My thinking is that if we have “input datasets”, I'd also like to be able to clone the Task and automagically change them (with the need to export the dataset_id as an argument), basically I'm thinking :
train = Datasset.get('aabbcc1', name='train') valid = Datasset.get('aabbcc2', name='validation') custom = Datasset.get('aabbcc3', name='custom')Then you end up with HyperParameter Section: "Input Datasets”:
And then you can clone the Task in the UI, and edit the dataset ID and relaunch it, when now (without changing the code) you are changing the dataset your code is using.
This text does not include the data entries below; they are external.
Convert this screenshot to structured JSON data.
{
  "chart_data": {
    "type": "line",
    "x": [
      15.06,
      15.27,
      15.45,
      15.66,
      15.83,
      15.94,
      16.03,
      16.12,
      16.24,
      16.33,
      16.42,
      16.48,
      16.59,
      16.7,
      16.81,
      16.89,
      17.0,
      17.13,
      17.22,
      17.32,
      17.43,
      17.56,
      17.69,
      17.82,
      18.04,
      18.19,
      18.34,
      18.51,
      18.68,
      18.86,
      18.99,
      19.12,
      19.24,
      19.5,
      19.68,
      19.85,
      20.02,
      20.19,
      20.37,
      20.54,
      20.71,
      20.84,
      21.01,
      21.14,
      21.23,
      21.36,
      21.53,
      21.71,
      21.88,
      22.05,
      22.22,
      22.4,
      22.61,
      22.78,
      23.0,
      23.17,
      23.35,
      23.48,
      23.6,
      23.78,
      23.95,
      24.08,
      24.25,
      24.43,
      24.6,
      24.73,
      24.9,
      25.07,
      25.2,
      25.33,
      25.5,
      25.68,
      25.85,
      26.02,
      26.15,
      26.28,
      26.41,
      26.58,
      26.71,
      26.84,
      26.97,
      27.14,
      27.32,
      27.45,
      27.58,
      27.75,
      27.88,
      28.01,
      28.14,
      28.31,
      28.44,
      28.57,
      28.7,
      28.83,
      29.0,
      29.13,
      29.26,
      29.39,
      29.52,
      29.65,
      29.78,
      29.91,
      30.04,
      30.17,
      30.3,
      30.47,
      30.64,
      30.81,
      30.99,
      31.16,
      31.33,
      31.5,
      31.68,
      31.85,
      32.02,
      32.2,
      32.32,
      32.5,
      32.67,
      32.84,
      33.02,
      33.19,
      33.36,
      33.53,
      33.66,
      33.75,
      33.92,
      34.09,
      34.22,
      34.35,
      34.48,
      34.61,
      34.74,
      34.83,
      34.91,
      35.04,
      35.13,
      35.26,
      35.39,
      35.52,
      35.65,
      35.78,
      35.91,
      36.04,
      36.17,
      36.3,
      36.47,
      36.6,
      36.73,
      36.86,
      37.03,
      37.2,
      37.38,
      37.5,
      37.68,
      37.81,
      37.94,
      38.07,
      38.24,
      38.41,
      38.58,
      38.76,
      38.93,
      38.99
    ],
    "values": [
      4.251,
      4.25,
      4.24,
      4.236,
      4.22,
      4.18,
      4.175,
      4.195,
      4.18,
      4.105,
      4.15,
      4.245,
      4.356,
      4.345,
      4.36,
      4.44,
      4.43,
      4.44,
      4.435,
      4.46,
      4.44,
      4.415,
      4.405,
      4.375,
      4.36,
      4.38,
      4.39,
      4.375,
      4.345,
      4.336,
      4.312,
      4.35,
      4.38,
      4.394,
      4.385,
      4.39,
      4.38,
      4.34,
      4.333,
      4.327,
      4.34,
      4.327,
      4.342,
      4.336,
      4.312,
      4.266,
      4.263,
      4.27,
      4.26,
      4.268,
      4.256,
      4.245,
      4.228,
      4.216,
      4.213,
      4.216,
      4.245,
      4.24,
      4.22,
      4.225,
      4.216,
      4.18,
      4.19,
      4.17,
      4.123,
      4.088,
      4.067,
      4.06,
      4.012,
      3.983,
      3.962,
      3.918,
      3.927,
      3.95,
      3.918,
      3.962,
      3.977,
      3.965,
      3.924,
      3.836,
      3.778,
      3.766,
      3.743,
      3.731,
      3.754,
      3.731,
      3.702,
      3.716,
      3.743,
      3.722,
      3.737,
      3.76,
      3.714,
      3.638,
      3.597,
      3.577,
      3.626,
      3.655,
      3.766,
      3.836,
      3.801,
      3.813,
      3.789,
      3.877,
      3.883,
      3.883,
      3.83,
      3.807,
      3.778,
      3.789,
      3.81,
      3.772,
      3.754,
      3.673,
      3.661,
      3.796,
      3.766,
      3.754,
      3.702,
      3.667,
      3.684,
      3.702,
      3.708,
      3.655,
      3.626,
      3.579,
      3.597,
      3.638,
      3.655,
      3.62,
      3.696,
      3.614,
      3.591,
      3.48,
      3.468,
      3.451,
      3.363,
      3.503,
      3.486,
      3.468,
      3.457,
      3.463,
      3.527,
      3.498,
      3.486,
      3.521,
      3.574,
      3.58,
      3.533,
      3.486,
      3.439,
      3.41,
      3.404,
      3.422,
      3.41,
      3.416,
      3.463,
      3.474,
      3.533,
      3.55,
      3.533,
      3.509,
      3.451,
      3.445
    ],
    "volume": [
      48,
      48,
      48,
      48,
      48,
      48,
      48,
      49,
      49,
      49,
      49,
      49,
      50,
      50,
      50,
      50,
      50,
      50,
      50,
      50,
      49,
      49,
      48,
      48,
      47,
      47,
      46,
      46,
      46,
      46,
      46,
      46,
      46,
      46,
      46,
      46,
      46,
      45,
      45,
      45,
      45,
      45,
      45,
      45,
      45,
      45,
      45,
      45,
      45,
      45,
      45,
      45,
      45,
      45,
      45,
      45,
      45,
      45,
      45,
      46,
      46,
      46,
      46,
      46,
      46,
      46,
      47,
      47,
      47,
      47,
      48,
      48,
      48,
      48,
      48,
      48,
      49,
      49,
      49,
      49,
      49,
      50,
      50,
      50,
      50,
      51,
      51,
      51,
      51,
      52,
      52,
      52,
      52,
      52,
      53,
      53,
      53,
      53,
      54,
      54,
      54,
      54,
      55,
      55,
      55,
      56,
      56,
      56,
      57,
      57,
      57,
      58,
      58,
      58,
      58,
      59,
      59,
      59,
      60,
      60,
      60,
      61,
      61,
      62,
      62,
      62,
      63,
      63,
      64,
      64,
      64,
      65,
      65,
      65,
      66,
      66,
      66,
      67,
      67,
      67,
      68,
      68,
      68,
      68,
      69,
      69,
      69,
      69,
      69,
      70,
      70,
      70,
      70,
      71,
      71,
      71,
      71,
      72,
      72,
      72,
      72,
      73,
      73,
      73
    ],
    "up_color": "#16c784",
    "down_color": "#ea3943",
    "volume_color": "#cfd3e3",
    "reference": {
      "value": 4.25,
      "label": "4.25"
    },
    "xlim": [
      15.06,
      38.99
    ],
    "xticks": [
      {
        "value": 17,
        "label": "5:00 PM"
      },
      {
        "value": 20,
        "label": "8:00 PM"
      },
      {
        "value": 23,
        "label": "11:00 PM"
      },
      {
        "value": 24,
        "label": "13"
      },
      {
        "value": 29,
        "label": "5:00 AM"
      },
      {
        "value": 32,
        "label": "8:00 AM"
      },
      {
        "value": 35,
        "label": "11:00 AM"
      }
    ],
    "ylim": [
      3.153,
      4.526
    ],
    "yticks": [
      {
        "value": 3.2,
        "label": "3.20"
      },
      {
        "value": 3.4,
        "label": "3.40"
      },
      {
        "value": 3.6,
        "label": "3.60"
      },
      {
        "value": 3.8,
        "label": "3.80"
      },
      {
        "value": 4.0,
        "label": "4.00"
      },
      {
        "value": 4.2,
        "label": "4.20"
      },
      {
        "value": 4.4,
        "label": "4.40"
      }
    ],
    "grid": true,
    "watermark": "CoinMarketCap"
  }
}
I think that in principal, if you “intercept” the calls to Model.get() or Dataset.get() from within a task, you can collect the ID’s and do various stuff with them. You can store and visualize it for lineage, or expose it as another hyper parameter I suppose.
You’ll just need the user to name them as part of loading them in the code (in case they are loading multiple datasets/models).
CostlyOstrich36 Lineage information for datasets - oversimplifying but bare with me:
Task should have a section called “input datasets”)
each time I do a Dataset.get() inside a current_task, add the dataset ID to this section
Same can work with InputModel()
This way you can have a full lineage graph (also queryable/visualizable)
RoughTiger69 , regarding the dataset loading, we are actually thinking of adding it as another "hyper parameter" section, and I think the idea came up a few times in the last month, so we should definitely do that. The question is how do we support multiple entries (i.e. two datasets loaded)? Should we force users to "name" the dataset when they "get it" ?
Regrading cloning, we had a lot of internal discussions on it, "Parent" is a field on a Task, so the information can be easily stored, the question is always, is a clone a child version of the parent? what happens of the parent has its own parent, are they siblings now? wdyt?